La situation à grands traits :

- Au total, plus ou moins 350 jeunes dits « MNA » se trouvent actuellement dans l’Allier : parmi eux, environ 140 sont dans l’attente de l’évaluation de leur minorité ou du résultat de celle-ci [1] et environ 230 ont vu leur minorité et leur situation d’isolement reconnues, et sont en conséquence pris en charge par l’ASE.

- Environ 100 des 230 jeunes MNA pris en charge par le département étaient engagés dans un apprentissage qu'ils ne peuvent plus aujourd'hui poursuivre [2].

- Les "autres" jeunes (parmi les 230 MNA pris en charge par le département), arrivés plus récemment dans l'Allier, n'ont accès ni à la scolarité ni à l'apprentissage [3].


[1] A propos de l’évaluation :

Dans l’Allier, l’évaluation de la minorité et de la situation d'isolement des jeunes consiste en un unique entretien mené par deux agents du département dont on ne sait s'ils « justifient d'une formation ou d'une expérience notamment en matière de connaissance des parcours migratoires et de géopolitique des pays d'origine, de psychologie de l'enfant et de droit des mineurs » (extrait de l’article 4 de l’arrêté ministériel du 17.11.2016 censé encadrer cette procédure).

Actuellement dans l’Allier, le délai de cette évaluation serait de six mois et un seul agent du département serait affecté à cette mission (lire l'article paru le 15.06.2019 dans les éditions bourbonnaises de La Montagne).

Il arrive que le Conseil départemental, lorsqu'il arrête des décisions de non prise en charge, invoque l’« inadéquation du parcours migratoire et du récit de vie » ou la « détention de faux papiers », c’est-à-dire des éléments qui, quand bien même ils seraient avérés, ne peuvent conduire à conclure à la majorité de ces jeunes. Il arrive logiquement au juge des enfants (TGI de Moulins) d’annuler de telles décisions ; dans pareil cas, le département fait, à notre connaissance, systématiquement appel, et va même parfois jusqu’à se pourvoir en cassation.

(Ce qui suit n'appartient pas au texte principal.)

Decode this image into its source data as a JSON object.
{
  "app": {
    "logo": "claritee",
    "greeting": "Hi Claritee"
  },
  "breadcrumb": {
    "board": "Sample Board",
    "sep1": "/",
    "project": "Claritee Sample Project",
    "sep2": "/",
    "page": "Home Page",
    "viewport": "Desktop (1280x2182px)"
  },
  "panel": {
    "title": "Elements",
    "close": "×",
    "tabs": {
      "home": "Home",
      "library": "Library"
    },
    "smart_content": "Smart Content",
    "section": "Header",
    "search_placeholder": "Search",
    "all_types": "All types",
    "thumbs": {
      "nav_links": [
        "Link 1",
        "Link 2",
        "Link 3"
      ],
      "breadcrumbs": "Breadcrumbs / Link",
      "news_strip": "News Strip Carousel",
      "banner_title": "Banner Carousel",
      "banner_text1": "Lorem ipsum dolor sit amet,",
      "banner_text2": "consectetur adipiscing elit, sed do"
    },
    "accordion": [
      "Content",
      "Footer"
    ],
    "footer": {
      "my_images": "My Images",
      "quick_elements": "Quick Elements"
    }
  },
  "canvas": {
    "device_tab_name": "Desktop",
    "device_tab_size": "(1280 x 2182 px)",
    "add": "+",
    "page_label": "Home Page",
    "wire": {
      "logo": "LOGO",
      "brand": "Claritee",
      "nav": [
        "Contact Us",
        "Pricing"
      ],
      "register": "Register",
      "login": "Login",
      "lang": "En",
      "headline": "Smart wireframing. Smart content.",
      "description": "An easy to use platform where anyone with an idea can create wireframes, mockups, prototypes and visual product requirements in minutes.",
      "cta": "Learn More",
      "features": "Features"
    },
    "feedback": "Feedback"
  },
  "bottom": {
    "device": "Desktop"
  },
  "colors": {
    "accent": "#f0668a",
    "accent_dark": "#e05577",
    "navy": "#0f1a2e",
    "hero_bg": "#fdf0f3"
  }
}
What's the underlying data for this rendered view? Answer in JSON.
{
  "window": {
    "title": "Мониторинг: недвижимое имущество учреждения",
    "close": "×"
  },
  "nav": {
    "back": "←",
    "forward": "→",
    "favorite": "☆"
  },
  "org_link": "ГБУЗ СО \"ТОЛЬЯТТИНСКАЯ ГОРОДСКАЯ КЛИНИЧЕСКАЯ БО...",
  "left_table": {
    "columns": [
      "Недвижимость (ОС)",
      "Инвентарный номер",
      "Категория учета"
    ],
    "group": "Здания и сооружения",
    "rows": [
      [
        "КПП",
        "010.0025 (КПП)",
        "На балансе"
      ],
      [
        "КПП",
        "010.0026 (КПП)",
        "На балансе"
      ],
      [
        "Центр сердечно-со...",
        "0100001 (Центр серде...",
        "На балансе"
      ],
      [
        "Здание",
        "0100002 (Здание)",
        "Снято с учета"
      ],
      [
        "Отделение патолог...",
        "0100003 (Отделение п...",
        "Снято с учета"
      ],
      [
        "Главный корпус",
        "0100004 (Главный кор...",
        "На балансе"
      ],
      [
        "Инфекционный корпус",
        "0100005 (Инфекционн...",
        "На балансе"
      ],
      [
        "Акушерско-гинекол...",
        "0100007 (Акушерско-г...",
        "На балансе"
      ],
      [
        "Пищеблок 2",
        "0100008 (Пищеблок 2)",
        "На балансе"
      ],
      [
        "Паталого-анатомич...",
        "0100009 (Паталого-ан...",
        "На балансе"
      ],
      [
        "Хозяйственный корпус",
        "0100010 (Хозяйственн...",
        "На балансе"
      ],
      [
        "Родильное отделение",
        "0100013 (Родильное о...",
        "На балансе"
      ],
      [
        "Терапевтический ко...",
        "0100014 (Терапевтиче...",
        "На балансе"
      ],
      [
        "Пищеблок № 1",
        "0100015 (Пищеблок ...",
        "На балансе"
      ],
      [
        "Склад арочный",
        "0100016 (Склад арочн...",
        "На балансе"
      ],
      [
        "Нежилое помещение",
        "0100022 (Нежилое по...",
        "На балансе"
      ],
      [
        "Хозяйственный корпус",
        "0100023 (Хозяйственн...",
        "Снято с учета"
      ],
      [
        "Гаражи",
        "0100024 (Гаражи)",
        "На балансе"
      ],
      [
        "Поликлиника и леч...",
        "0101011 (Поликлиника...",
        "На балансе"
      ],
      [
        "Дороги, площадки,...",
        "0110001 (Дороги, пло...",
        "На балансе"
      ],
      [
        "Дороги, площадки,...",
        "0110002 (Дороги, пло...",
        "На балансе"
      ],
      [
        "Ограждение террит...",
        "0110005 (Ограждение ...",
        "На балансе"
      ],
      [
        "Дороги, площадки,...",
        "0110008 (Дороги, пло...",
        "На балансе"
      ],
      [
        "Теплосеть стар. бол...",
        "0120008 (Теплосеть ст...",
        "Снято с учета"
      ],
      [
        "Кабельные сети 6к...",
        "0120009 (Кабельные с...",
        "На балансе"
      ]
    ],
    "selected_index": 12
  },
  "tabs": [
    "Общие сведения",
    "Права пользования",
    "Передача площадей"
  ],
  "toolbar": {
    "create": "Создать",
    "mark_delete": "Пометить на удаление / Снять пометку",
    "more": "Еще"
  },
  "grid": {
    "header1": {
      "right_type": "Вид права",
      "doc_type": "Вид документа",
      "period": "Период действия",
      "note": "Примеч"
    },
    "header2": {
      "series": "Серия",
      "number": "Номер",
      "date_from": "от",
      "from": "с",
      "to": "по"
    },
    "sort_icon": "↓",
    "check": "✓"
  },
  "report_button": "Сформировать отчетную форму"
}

 [2] A propos des jeunes "apprentis" :

Nous publierons ce mercredi 19 juin un billet complet sur la situation de ces jeunes "apprentis" (lire aussi nos précédents billets, en particulier "A Vichy, l'insertion entravée des mineurs étrangers isolés", mis en ligne il y a plus de trois mois). 

Nous pouvons d'ores et déjà dire ici qu'environ cent jeunes ont classiquement entrepris une formation en apprentissage à la rentrée 2018 ; que les services de l'Etat n'ont pas délivré aux chefs d'entreprise concernés les autorisations de travail prévues en pareil cas et que la préfecture a fini par envoyer plusieurs dizaines d’OQTF.

Au final, ces “apprentis” sont aujourd'hui à la fois exclus de leurs centres de formation (depuis avril), de leurs entreprises (depuis mai) et, de plus en plus, de leurs hébergements. Il arrive aussi de plus en plus souvent que des apprentissages soient interrompus au moment où les jeunes atteignent leur majorité (leurs contrats "jeune majeur" ne sont par exemple pas renouvelés).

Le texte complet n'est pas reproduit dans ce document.